United States-Afghanistan Trade and Investment Framework Agreement (TIFA) Council Meeting
Senior officials from the United States and Afghanistan met today to continue their trade dialogue and evaluate progress under the United States-Afghanistan Trade and Investment Framework Agreement (TIFA). The officials discussed a wide range of investment climate issues including supporting Afghanistan’s transition to a sustainable economy, market access, the U.S. Generalized System of Preferences (GSP), trade promotion efforts, intellectual property rights, sector-specific investment challenges, and the New Silk Road vision. The New Silk Road envisions an international network of economic and transit connections. The New Silk Road will link and integrate Afghanistan with its neighbors and regional and global economies.
Today’s meeting marks the sixth meeting of the United States-Afghanistan TIFA Council. The U.S.-Afghanistan TIFA, signed in 2004, has been the primary forum for bilateral trade and investment discussions between the two countries. The TIFA process has been the focal point of a sustained and multi-faceted high-level engagement between the United States and Afghanistan on trade and investment issues, including addressing impediments to greater trade and investment flows between the Parties. U.S.-Afghanistan trade flows have witnessed significant increases since 2004. Exports from the U.S. to Afghanistan increased 1,333% from $150 million in 2004 to $2.2 billion in 2010. Imports from Afghanistan to the U.S. increased 243% from $25 million in 2004 to $85 million in 2010.

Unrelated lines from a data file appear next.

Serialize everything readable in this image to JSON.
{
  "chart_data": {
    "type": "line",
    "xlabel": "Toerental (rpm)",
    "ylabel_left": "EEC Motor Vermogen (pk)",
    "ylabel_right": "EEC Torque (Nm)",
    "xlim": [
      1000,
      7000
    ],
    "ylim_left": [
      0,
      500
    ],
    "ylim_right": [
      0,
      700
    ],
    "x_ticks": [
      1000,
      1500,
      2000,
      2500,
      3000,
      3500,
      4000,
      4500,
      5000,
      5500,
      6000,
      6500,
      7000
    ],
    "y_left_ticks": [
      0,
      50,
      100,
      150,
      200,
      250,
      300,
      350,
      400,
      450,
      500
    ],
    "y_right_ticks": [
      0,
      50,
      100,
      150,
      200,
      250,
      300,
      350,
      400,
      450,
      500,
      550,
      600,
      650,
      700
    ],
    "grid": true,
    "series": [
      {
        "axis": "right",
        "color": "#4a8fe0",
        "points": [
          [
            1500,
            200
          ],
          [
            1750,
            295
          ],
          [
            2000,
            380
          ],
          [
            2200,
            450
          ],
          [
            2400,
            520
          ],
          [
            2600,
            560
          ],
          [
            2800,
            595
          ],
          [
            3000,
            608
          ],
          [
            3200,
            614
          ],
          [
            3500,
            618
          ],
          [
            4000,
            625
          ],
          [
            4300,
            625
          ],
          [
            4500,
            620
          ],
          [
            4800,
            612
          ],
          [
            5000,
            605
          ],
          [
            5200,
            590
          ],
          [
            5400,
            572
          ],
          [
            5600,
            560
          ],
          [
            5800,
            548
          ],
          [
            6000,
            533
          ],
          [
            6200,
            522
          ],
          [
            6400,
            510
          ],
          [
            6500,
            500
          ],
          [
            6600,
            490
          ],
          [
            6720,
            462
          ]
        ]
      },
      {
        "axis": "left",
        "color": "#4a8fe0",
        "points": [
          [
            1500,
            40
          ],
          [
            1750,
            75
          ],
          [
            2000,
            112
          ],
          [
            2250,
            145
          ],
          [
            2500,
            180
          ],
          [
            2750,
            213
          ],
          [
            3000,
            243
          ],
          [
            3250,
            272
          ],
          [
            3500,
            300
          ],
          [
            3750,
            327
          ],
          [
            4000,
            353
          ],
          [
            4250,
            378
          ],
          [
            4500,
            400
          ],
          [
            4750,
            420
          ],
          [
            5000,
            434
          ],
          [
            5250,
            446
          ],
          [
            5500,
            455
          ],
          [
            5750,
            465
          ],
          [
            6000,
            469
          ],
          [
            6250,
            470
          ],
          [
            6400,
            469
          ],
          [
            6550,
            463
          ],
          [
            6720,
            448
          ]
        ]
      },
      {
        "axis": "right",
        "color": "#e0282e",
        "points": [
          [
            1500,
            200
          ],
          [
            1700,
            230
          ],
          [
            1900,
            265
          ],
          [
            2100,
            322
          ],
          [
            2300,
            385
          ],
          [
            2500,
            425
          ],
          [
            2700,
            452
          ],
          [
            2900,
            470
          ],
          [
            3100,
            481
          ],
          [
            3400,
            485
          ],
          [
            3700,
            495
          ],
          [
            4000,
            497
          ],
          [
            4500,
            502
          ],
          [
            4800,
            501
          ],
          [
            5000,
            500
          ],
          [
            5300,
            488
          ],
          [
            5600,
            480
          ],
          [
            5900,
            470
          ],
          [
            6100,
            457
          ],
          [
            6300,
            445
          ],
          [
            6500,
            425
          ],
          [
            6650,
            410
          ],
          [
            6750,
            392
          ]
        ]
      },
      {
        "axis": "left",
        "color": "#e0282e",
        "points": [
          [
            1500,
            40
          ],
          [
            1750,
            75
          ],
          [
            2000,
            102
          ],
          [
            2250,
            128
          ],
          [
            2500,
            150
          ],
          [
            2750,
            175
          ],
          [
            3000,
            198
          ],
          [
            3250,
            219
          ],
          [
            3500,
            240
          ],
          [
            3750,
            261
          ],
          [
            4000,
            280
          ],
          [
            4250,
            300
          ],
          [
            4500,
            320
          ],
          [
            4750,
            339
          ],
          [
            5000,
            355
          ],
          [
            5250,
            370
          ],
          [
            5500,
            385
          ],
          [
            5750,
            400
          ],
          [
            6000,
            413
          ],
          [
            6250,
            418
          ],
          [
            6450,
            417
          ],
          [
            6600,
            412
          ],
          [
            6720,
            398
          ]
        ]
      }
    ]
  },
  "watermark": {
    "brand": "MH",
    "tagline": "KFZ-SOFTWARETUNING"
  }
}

During the meeting, both governments agreed to work together on measures that will promote private sector engagement between the two countries and create legitimate, productive enterprises for the Afghan people. As part of that effort, the United States will work with the U.S. Congress to enact Reconstruction Opportunity Zones (ROZ) legislation.
In addition, leaders from both countries reviewed trade promotion efforts and agreed to continue collaboration, including support for Afghan exhibitors to participate in major U.S. trade shows. The U.S. delegation expressed its support for a program to assist women-owned enterprises in all areas of the country and agreed to set up a working group under the TIFA to work on this issue. The U.S. and Afghan delegations agreed to work together to promote awareness of the U.S. GSP program, which seeks to support developing nations through increased exports.
In addition to the TIFA Council meeting, the U.S. delegation is also visiting the cities of Herat and Mazar-e-Sharif during this trip to Afghanistan to meet with representatives from the Afghan private sector and women-owned businesses, and to visit Industrial Parks which house factories that produce food, marble, steel, and clothes, among other products. The two delegations will also meet with U.S. and Afghan companies to discuss their experiences as investors in the country and listen to their views about how best to improve the trade and investment climate in both the United States and Afghanistan.
The parties expressed their desire to reach agreement in the coming weeks on dates for the next TIFA Council meeting to be held in Washington in 2012.